Gene | nsnps | PP.H3.abf | PP.H4.abf |
MSMB | 596 | 0.000521504 | 0.99947791 |
TAPBP | 5290 | 0.022416109 | 0.96049176 |
EGF | 2841 | 0.079297104 | 0.88166609 |
CHMP2B | 3177 | 0.99938787 | 0.00060374 |
GAS1 | 3039 | 0.063961688 | 0.46131011 |
MMP7 | 2986 | 0.39553352 | 0.02078762 |
PLG | 811 | 0.994315549 | 0.00565747 |
Enrichment Analysis of the genes in PCa
In addition, we utilized the overrepresentation analysis (ORA) algorithm to decipher the role of TAPBP across different PCa cohorts. The GO results illustrated that TAPBP participated in cell adhesion, response to stimulus and nuclear division in BP; extracellular exosome, extracellular organelle and centromeric region in CC; and signaling receptor binding, protein − containing complex binding, and cell adhesion molecule binding in MF (Fig. 5A). KEGG analysis revealed that TAPBP might be involved in cell cycle, and p53 signaling pathway (Fig. 5B). GSEA and hallmark analysis also confirmed that TAPBP mainly participated in immune response, antigen processing and presentation, T cell receptor signaling pathway and Tnfa signaling via nfkb (Fig. 5C, D). Through the above finding, we found that TAPBP were involved in the immune response and cell cycle.

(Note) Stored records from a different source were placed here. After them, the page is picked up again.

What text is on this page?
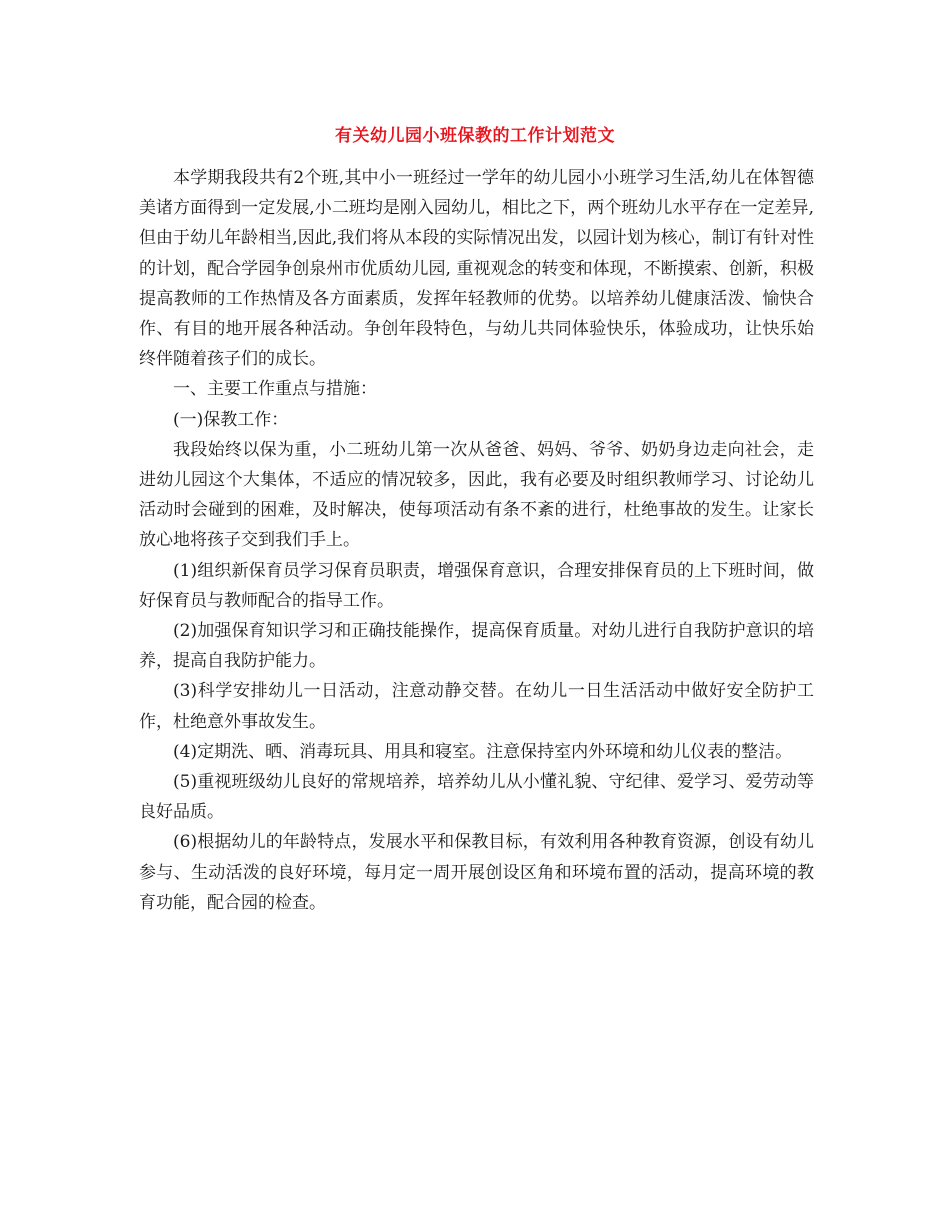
有关幼儿园小班保教的工作计划范文

本学期我段共有2个班,其中小一班经过一学年的幼儿园小小班学习生活,幼儿在体智德美诸方面得到一定发展,小二班均是刚入园幼儿，相比之下，两个班幼儿水平存在一定差异,但由于幼儿年龄相当,因此,我们将从本段的实际情况出发，以园计划为核心，制订有针对性的计划，配合学园争创泉州市优质幼儿园, 重视观念的转变和体现，不断摸索、创新，积极提高教师的工作热情及各方面素质，发挥年轻教师的优势。以培养幼儿健康活泼、愉快合作、有目的地开展各种活动。争创年段特色，与幼儿共同体验快乐，体验成功，让快乐始终伴随着孩子们的成长。

一、主要工作重点与措施：

(一)保教工作：

我段始终以保为重，小二班幼儿第一次从爸爸、妈妈、爷爷、奶奶身边走向社会，走进幼儿园这个大集体，不适应的情况较多，因此，我有必要及时组织教师学习、讨论幼儿活动时会碰到的困难，及时解决，使每项活动有条不紊的进行，杜绝事故的发生。让家长放心地将孩子交到我们手上。

(1)组织新保育员学习保育员职责，增强保育意识，合理安排保育员的上下班时间，做好保育员与教师配合的指导工作。

(2)加强保育知识学习和正确技能操作，提高保育质量。对幼儿进行自我防护意识的培养，提高自我防护能力。

(3)科学安排幼儿一日活动，注意动静交替。在幼儿一日生活活动中做好安全防护工作，杜绝意外事故发生。

(4)定期洗、晒、消毒玩具、用具和寝室。注意保持室内外环境和幼儿仪表的整洁。

(5)重视班级幼儿良好的常规培养，培养幼儿从小懂礼貌、守纪律、爱学习、爱劳动等良好品质。

(6)根据幼儿的年龄特点，发展水平和保教目标，有效利用各种教育资源，创设有幼儿参与、生动活泼的良好环境，每月定一周开展创设区角和环境布置的活动，提高环境的教育功能，配合园的检查。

Mutation landscape between subtypes
The detailed genomic landscape difference between subgroups is depicted in Fig. 6A,
which indicates that the low TAPBP led to a high mutation frequency of speckle type BTB/POZ protein, SPOP, gain of 8q24.21 and 11q13.2 chromosome, and loss of 19q13.2 and 19q13.2 chromosome.
Drug sensitivity analysis
We harnessed three comprehensive drug sensitivity databases, GDSC, CTRP, and PRISM, to detect the relationship between TAPBP expression and therapy sensitivity or resistance. As Fig. 6B illustrated, high FDX1 expression displayed a consensus result of therapy resistance to Amuvatinib, Trichostatin, Pilaralisib, EHT − 1864, and Panobinostat in the GDSC database; MK − 2206, neuronal differentiation inducer III, lomeguatrib, BRD − A02303741:carboplatin (1:1 mol/mol), and necrostatin − 7 in the CTRP database; broxaterol, albuterol, GSK1904529A, pimobendan, thiamphenicol, eprinomectin, etc., in the PRISM database.
Potential prostate cancer-causing proteins with clinical associations
In furtherance of the understanding of the clinical association of TAPBP, a number of specific prostate cancer clinical indicators were used to correlate studies with it. As the most commonly used PCa screening indicator, PSA was first used for analysis. We found that the expression levels of TAPBP were not significantly associated with normal PSA (Fig. 7A). Biopsy is the gold standard for PCa diagnosis, and Gleason score is usually used to determine the benignity or malignancy of biopsied tissue. Our study found that as the Gleason score increased, the expression level of TAPBP decreased (Fig. 7B). Correspondingly TAPBP were more expressed overall in normal tissues than in tumor tissues (Fig. 7C). Further analysis of the relationship between PCa TNM staging and the expression of TAPBP showed a negative correlation between the relative expression of TAPBP and TNM staging (Fig. 7D, E, F), and showed lower expression in metastatic tumors (Fig. 7G). Tumor mutational burden (TMB), as an emerging biomarker, has received increasing attention for its role in predicting the efficacy of tumor immunotherapy. High GWAS scores are associated with low TMB (Fig. 7H).